In a word no as every ones metabolism works in different ways as it breaks it down from food they take into the body.That would be very hard to fit that onto a label or carb info
I think that makes a lot of sense, anexco! Question: If you wake up and you are high do you do a correction, or do you add in a correction to your bolus to account for being high? If you start out high before the meal it's harder to end up in a good target range after. Some people with DP find they need to do a correction as soon as they wake up. Some people also need to bolus some for coffee and definitely for milk if you have it. So those things would definitely influence your morning insulin needs. You don't say anything about what your 2 hour pp numbers are like. If they're high you definitely might consider lowing your carb intake at breakfast (which would help with lowering the insulin use and consequently make it easier to lose weight).

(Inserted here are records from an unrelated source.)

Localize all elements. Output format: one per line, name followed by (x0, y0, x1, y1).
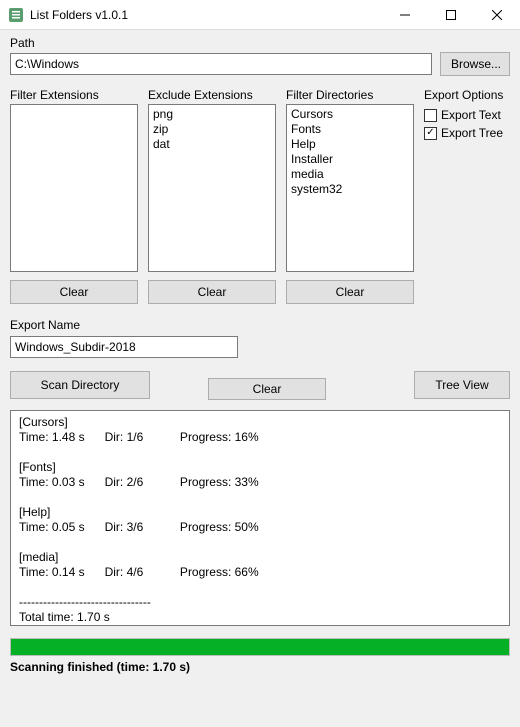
filter-dirs-clear-button[interactable]: Clear (286, 280, 414, 304)
export-text-checkbox[interactable] (424, 109, 437, 122)
export-text-label: Export Text (441, 108, 501, 122)
maximize-button[interactable] (428, 0, 474, 30)
filter-ext-list[interactable] (10, 104, 138, 272)
window-title: List Folders v1.0.1 (30, 8, 382, 22)
exclude-ext-list[interactable]: png zip dat (148, 104, 276, 272)
titlebar: List Folders v1.0.1 (0, 0, 520, 30)
export-opts-label: Export Options (424, 88, 510, 102)
exclude-ext-clear-button[interactable]: Clear (148, 280, 276, 304)
progress-bar (10, 638, 510, 656)
browse-button[interactable]: Browse... (440, 52, 510, 76)
export-name-label: Export Name (10, 318, 510, 332)
filter-dirs-label: Filter Directories (286, 88, 414, 102)
path-label: Path (10, 36, 510, 50)
progress-fill (11, 639, 509, 655)
log-output[interactable]: [Cursors] Time: 1.48 s Dir: 1/6 Progress… (10, 410, 510, 626)
exclude-ext-label: Exclude Extensions (148, 88, 276, 102)
export-tree-label: Export Tree (441, 126, 503, 140)
tree-view-button[interactable]: Tree View (414, 371, 510, 399)
clear-log-button[interactable]: Clear (208, 378, 326, 400)
close-button[interactable] (474, 0, 520, 30)
filter-ext-clear-button[interactable]: Clear (10, 280, 138, 304)
export-tree-checkbox[interactable]: ✓ (424, 127, 437, 140)
minimize-button[interactable] (382, 0, 428, 30)
app-icon (8, 7, 24, 23)
filter-dirs-list[interactable]: Cursors Fonts Help Installer media syste… (286, 104, 414, 272)
export-name-input[interactable] (10, 336, 238, 358)
filter-ext-label: Filter Extensions (10, 88, 138, 102)
path-input[interactable] (10, 53, 432, 75)
scan-directory-button[interactable]: Scan Directory (10, 371, 150, 399)
status-text: Scanning finished (time: 1.70 s) (10, 660, 510, 674)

Anexco, I don't believe in feeding my DP. For the last 12 years I have gotten the jump on DP by a small dose of Lantus at 9 or 10 pm. My BG will not go up in the morning due to anything but carbs. I eat 8 grams toast (2 pc of low carb bread), cream cheese on top of it (the pretense is that it's a bagel), and 10 grams yogurt (Chobani or Dannon's Diabetic Friendly, 6 grams). My I:C is 1u:4-5 grams and it stays there.
I am no longer drinking coffee due to some other drugs I take for rheumatoid arthritis, so I put any kind of tea with this that's closest to the door of my cupboard and a half-swig of 5 hr energy. And I read the NYT A and B, meaning first section and business in the light of the rising sun.